Neither the Maya Calendar–nor the World–Ends on December 21, 2012

for Scientific American

It’s a bright summer day at the National Museum of Anthropology in Mexico City. Outside, in the sprawling front plaza rimmed by palm and willow trees, young couples cuddle by the steps, vendors sell wrestling masks and tacos, and five men dressed in traditional Totonac garb slowly spin upside down in the death defying “Dance of the Flyers” for the tourists.

Inside the museum is a wonder of culture and history. Each wing is dedicated to a separate civilization in Mesoamerican culture—one for the Toltecs, another for Teotihuacan. But the largest spaces are reserved for the Aztecs and Maya. And in the center of the building is the stunning Aztec Stone of the Sun—often erroneously called the “Aztec Calendar”—perhaps the most recognizable symbol in Latin America. Diana Magaloni Kerpel, the museum director, peers at the stone.

“It is not a calendar. It’s really the image of space and time. It’s an image of how the Aztecs conceived themselves as in the center of time and space,” she says. “Look at that. There is face in the middle—that is the cosmos. The Maya wouldn’t do that—ever.”

If you have not been paying attention to doomsayers or John Cusack movies, December 21, 2012, is the day that many say the Maya predicted the world would end. Internet stories regularly detail the Maya calendars although displaying the Aztec Stone of the Sun (including one, we regret, that was published on Scientific American Online). Looking at the reality of ancient Mesoamerica, it quickly becomes clear that much of the uproar rose out of a confusion of two distinct cultures that lived 500 years apart.

“There’s a lot of conflation between these two cultures. It would almost be like comparing England at the time of the War of the Roses to the Romans or the Romans to the Greeks in the age of Pericles,” says Stephen Houston, a Mayanist at Brown University. “They are vastly different periods, separated by considerable distances. The societies had many shared features but they were organized in very different ways.”

To the average tourist, all the magnificent art here may blend together, and indeed they share many themes. But the Maya and Aztecs were very different cultures, analogous in many ways to the Greeks and Romans. Like the Greeks, the Maya were the older civilization to the east. Rather than a unified empire, they were more a collection of powerful city-states like Tikal and Calakmul, who occasionally fought each other. They also had highly realistic art and a form of mathematics far beyond that of ancient Europe.

The Aztecs (properly called the Mexica), on the other hand, ran a Romanesque, centrally organized empire with a powerful origin story for their all-powerful central city. They believed their people began in a mythical place to the north, called Aztlán. Like the Romans or the Jews before, they wandered through the wilderness, eventually reaching a giant lake in the mountains where they built Tenochtitlan—the largest city in the world at the time, now called Mexico City.

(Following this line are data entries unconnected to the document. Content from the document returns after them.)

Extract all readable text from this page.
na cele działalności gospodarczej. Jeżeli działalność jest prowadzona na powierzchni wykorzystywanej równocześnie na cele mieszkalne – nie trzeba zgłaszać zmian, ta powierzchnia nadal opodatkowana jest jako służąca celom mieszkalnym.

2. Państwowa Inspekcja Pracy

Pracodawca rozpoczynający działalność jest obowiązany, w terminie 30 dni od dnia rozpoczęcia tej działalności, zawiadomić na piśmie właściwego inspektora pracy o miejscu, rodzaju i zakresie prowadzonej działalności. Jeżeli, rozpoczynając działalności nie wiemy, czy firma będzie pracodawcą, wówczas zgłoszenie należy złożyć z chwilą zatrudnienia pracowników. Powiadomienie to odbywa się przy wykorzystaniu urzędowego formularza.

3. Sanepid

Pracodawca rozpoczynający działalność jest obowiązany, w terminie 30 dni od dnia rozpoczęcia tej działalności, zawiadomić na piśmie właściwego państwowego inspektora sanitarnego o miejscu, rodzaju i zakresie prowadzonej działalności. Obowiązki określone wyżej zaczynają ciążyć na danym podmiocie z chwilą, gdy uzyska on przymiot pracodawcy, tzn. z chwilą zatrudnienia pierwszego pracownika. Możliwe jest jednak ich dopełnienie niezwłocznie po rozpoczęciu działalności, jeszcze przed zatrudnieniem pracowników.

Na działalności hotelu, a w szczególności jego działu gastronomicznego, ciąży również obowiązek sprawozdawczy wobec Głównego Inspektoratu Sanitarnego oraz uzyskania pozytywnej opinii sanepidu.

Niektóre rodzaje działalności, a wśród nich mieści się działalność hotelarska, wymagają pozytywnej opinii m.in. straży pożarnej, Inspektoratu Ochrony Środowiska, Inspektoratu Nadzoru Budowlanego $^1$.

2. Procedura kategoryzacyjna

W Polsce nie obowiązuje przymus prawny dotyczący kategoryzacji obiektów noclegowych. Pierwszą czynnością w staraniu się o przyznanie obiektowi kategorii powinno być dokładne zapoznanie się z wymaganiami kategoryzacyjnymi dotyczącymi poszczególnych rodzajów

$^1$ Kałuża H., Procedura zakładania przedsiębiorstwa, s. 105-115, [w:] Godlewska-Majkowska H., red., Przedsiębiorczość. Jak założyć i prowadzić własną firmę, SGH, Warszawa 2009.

That was A.D. 1325, four centuries after the end of the great Maya era. The differences between the cultures can be seen in their art, politics and especially the way they perceived time.

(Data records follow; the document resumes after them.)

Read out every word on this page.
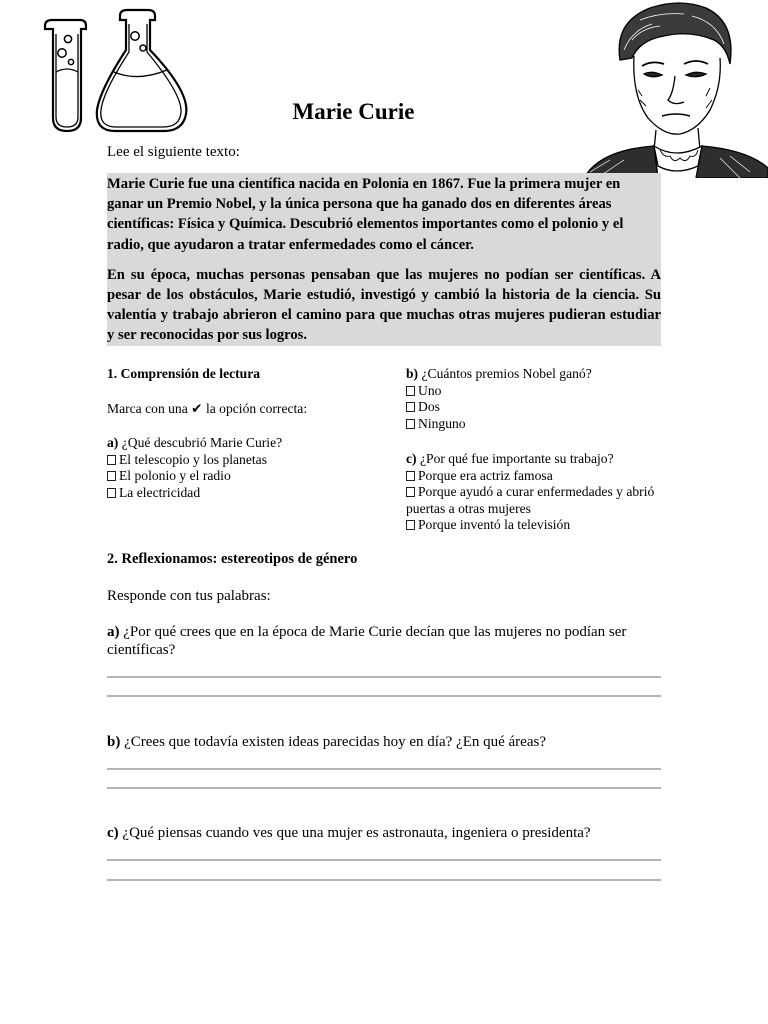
Marie Curie
Lee el siguiente texto:

Marie Curie fue una científica nacida en Polonia en 1867. Fue la primera mujer en ganar un Premio Nobel, y la única persona que ha ganado dos en diferentes áreas científicas: Física y Química. Descubrió elementos importantes como el polonio y el radio, que ayudaron a tratar enfermedades como el cáncer.

En su época, muchas personas pensaban que las mujeres no podían ser científicas. A pesar de los obstáculos, Marie estudió, investigó y cambió la historia de la ciencia. Su valentía y trabajo abrieron el camino para que muchas otras mujeres pudieran estudiar y ser reconocidas por sus logros.

1. Comprensión de lectura
Marca con una ✔ la opción correcta:
a) ¿Qué descubrió Marie Curie?
El telescopio y los planetas
El polonio y el radio
La electricidad
b) ¿Cuántos premios Nobel ganó?
Uno
Dos
Ninguno
c) ¿Por qué fue importante su trabajo?
Porque era actriz famosa
Porque ayudó a curar enfermedades y abrió puertas a otras mujeres
Porque inventó la televisión
2. Reflexionamos: estereotipos de género
Responde con tus palabras:
a) ¿Por qué crees que en la época de Marie Curie decían que las mujeres no podían ser científicas?
b) ¿Crees que todavía existen ideas parecidas hoy en día? ¿En qué áreas?
c) ¿Qué piensas cuando ves que una mujer es astronauta, ingeniera o presidenta?
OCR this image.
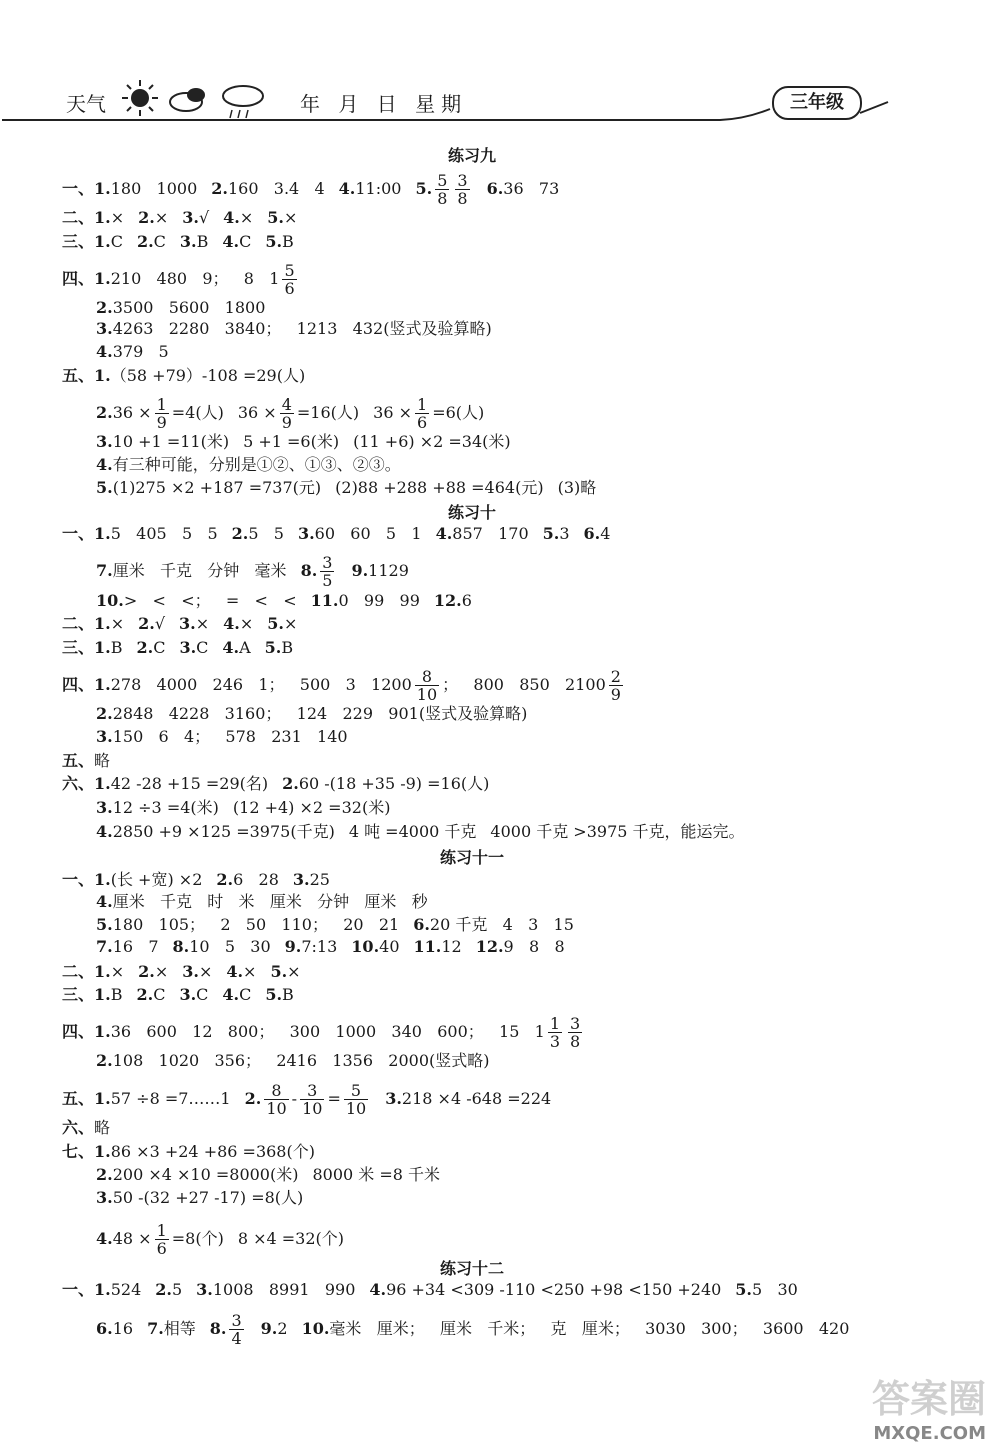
天气	年 月 日 星期	三年级
练习九
一、1.180 1000 2.160 3.4 4 4.11:00 5. $\frac{5}{8} \frac{3}{8} 6.36$ 73
二、1.× 2.× 3.√ 4.× 5.×
三、1.C 2.C 3.B 4.C 5.B
四、1.210 480 9； 8 $1 \frac{5}{6}$
2.3500 5600 1800
3.4263 2280 3840； 1213 432(竖式及验算略)
4.379 5
五、1.（58 +79）-108 =29(人)
$2.36 \times \frac{1}{9} =4$(人) $36 \times \frac{4}{9} =16$(人) $36 \times \frac{1}{6} =6$(人)
3.10 +1 =11(米) 5 +1 =6(米) (11 +6) ×2 =34(米)
4.有三种可能，分别是①②、①③、②③。
5.(1)275 ×2 +187 =737(元) (2)88 +288 +88 =464(元) (3)略
练习十
一、1.5 405 5 5 2.5 5 3.60 60 5 1 4.857 170 5.3 6.4
7.厘米 千克 分钟 毫米 8. $\frac{3}{5} 9.1129$
10.> < <； = < < 11.0 99 99 12.6
二、1.× 2.√ 3.× 4.× 5.×
三、1.B 2.C 3.C 4.A 5.B
四、1.278 4000 246 1； 500 3 $1200 \frac{8}{10}$ ； 800 850 $2100 \frac{2}{9}$
2.2848 4228 3160； 124 229 901(竖式及验算略)
3.150 6 4； 578 231 140
五、略
六、1.42 -28 +15 =29(名) 2.60 -(18 +35 -9) =16(人)
3.12 ÷3 =4(米) (12 +4) ×2 =32(米)
4.2850 +9 ×125 =3975(千克) 4 吨 =4000 千克 4000 千克 >3975 千克，能运完。
练习十一
一、1.(长 +宽) ×2 2.6 28 3.25
4.厘米 千克 时 米 厘米 分钟 厘米 秒
5.180 105； 2 50 110； 20 21 6.20 千克 4 3 15
7.16 7 8.10 5 30 9.7:13 10.40 11.12 12.9 8 8
二、1.× 2.× 3.× 4.× 5.×
三、1.B 2.C 3.C 4.C 5.B
四、1.36 600 12 800； 300 1000 340 600； 15 $1 \frac{1}{3} \frac{3}{8}$
2.108 1020 356； 2416 1356 2000(竖式略)
五、1.57 ÷8 =7……1 2. $\frac{8}{10} - \frac{3}{10} = \frac{5}{10} 3.218 \times 4$ -648 =224
六、略
七、1.86 ×3 +24 +86 =368(个)
2.200 ×4 ×10 =8000(米) 8000 米 =8 千米
3.50 -(32 +27 -17) =8(人)
$4.48 \times \frac{1}{6} =8$(个) 8 ×4 =32(个)
练习十二
一、1.524 2.5 3.1008 8991 990 4.96 +34 <309 -110 <250 +98 <150 +240 5.5 30
6.16 7.相等 8. $\frac{3}{4} 9.2$ 10.毫米 厘米； 厘米 千米； 克 厘米； 3030 300； 3600 420
答案圈
MXQE.COM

Mexica mythology was full of wrath, death and enough cataclysmic destruction for a Hollywood movie. Their art evolved from highland people like the Toltecs through a tradition of sculpture. The Mexica regularly discussed the end of the world and sacrificed people to prevent it. Pieces like the Stone of the Sun or the Tlaltecuhtli monolith, discovered in 2006, were highly representational and filled with intimidating monsters. Tlaltecuhtli, the largest Mexica icon ever discovered, has claws, blood spurting from her mouth and skulls for knees. People were blocky with generic faces, almost like communist or nazi propaganda.